These specialty hospitals encompass specialty areas including spine, joint, colorectal-anal, burn, breast, heart, ENT (ear, nose
and throat), ophthalmology, alcohol treatment, OBGYN, neurosurgery and physical rehabilitation, etc. The highest number of hospitals with this designation (17) includes spine specialty hospitals. sellckchem Since South Korea established a national health insurance (NHI) programme in 1989, hospitals have faced many challenges such as an ageing population, rapidly rising healthcare costs and growing chronic disease burden.1 These challenges are being addressed by various policy initiatives at the government level. In addition, physicians altering the mix of treatments to increase profit margin2 and the increased level of competition among providers present incentives for increasing efficiency.3 Moreover, providers have experienced financial challenges,3 due in part to the rapid increase in small general hospitals, from 581 in
2000 to 1295 in 2010.4 In order to address these challenges, small hospitals have begun to specialise in order to better compete with small general, mid-sized general and even tertiary research hospitals.5 To be designated as a specialty hospital by the Korean Ministry of Health-Welfare, institutions must submit an application and be equipped with a certain number of beds, number of physicians and must have medical service departments in their specialty area. The inpatient volume of these institutions must be above the 30th centile among all small and mid-sized general hospitals, and the ratio of specialty-area inpatients to total inpatients must be above a certain percentage depending on the specialty area. The concept of specialty hospitals was first introduced in the USA beginning in the 1990s.

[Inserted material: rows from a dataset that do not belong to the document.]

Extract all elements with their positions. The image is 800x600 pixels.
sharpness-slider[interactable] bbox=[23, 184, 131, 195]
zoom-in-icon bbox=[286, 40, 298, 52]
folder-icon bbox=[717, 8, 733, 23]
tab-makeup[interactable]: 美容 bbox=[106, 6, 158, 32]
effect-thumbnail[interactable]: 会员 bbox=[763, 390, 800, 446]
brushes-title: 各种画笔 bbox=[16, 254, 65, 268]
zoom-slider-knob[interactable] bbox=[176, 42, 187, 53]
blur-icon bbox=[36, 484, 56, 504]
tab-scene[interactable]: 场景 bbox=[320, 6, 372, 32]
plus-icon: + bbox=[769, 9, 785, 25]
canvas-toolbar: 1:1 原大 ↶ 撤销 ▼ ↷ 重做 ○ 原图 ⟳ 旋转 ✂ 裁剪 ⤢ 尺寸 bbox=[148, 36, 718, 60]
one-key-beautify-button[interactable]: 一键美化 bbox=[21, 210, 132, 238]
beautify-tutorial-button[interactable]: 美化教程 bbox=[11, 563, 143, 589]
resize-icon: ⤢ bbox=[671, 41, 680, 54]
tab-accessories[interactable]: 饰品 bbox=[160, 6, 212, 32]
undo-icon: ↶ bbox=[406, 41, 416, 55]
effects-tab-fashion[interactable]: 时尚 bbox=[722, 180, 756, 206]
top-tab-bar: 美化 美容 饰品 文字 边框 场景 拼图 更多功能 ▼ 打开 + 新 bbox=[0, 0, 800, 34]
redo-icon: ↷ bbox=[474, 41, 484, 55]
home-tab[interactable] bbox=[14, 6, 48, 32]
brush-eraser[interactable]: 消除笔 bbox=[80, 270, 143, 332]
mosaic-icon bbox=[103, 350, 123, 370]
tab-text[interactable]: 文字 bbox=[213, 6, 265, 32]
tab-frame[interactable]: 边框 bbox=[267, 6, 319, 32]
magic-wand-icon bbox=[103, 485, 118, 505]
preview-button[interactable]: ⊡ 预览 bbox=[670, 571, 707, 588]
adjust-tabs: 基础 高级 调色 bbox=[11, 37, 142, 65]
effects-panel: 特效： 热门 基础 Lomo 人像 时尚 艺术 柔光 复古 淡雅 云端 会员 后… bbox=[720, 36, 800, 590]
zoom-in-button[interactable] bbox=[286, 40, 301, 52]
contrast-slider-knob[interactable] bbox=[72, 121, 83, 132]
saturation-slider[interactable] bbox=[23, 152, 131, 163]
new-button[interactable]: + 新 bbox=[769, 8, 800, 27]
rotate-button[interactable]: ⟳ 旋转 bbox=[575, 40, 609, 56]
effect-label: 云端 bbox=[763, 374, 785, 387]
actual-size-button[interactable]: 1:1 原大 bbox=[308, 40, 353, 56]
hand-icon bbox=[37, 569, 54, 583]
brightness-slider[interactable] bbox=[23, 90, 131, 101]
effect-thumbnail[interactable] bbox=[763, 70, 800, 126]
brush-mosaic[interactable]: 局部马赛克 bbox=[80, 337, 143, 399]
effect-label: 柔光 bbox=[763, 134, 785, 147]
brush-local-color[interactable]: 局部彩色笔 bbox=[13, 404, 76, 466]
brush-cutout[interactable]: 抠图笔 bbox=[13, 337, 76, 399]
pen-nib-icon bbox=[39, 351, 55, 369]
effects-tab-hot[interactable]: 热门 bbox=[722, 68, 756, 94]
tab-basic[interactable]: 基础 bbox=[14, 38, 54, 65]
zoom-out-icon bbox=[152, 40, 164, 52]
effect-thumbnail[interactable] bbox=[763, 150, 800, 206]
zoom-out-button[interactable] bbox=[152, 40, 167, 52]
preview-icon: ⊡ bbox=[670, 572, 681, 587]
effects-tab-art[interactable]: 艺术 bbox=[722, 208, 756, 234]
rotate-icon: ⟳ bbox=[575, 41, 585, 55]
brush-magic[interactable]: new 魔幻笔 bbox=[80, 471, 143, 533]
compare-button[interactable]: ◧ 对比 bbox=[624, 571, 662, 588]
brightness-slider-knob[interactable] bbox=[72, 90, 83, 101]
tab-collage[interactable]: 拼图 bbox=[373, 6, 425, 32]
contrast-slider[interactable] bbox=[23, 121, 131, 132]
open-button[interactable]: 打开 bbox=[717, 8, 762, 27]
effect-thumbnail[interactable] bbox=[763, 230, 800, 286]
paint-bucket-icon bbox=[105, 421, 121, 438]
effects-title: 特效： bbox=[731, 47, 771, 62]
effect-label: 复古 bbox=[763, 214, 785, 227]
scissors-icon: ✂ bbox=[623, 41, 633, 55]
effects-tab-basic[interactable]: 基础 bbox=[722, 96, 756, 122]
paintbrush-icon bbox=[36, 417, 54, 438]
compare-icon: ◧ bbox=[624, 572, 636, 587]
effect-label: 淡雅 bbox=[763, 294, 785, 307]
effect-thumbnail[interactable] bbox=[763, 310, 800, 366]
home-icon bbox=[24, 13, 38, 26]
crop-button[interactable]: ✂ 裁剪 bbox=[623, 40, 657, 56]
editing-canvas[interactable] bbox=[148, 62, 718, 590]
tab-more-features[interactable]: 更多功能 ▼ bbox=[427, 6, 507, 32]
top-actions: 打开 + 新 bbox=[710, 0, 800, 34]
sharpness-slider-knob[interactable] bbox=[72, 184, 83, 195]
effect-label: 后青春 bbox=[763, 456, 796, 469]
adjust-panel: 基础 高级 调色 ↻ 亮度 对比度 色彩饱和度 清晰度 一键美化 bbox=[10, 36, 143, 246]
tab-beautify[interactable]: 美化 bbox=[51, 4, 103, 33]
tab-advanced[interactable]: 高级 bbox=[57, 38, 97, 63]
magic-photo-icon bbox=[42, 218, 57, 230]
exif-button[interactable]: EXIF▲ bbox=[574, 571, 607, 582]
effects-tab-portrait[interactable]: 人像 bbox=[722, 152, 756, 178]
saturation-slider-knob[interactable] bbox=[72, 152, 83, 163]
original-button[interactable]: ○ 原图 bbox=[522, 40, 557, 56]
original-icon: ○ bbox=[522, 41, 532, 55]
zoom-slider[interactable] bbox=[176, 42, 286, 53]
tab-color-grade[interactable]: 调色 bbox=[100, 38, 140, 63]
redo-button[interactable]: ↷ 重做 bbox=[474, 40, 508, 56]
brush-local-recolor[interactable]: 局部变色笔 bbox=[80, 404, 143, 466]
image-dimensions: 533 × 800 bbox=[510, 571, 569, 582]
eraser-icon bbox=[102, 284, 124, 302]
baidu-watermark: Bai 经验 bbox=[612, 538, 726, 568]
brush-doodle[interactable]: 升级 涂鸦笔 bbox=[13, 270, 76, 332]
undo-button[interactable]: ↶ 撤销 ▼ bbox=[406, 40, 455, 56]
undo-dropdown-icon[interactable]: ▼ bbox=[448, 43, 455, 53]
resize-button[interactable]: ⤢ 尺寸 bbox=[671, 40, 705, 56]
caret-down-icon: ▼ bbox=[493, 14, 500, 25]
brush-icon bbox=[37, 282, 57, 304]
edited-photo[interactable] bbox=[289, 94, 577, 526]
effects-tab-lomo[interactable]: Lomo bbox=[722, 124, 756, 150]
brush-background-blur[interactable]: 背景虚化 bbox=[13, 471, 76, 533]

The first specialty hospitals typically were located in
fast-growing cities in states where a ‘certificate of need’ was not required.6 Subsequently, there was a rapid increase in the number of small hospitals specialising in cardiac, orthopaedic and surgical services.7 Furthermore, Cilengitide most of these hospitals were physician-owned, for-profit and specialty-specific.8 Proponents argue that specialty hospitals provide high-quality medical services at a lower cost,9–11 bring added value to the healthcare system12 13 and lead to greater patient satisfaction.14 15 The increase in patient volume and concentration of expertise allows specialty hospitals to achieve better outcomes and maximise efficiency.16 However, opponents contend that specialty hospitals have lower quality and higher costs, since they are for-profit and specialise in only the most profitable services, target healthier patients who are more well-off and induce demand for their specialised services.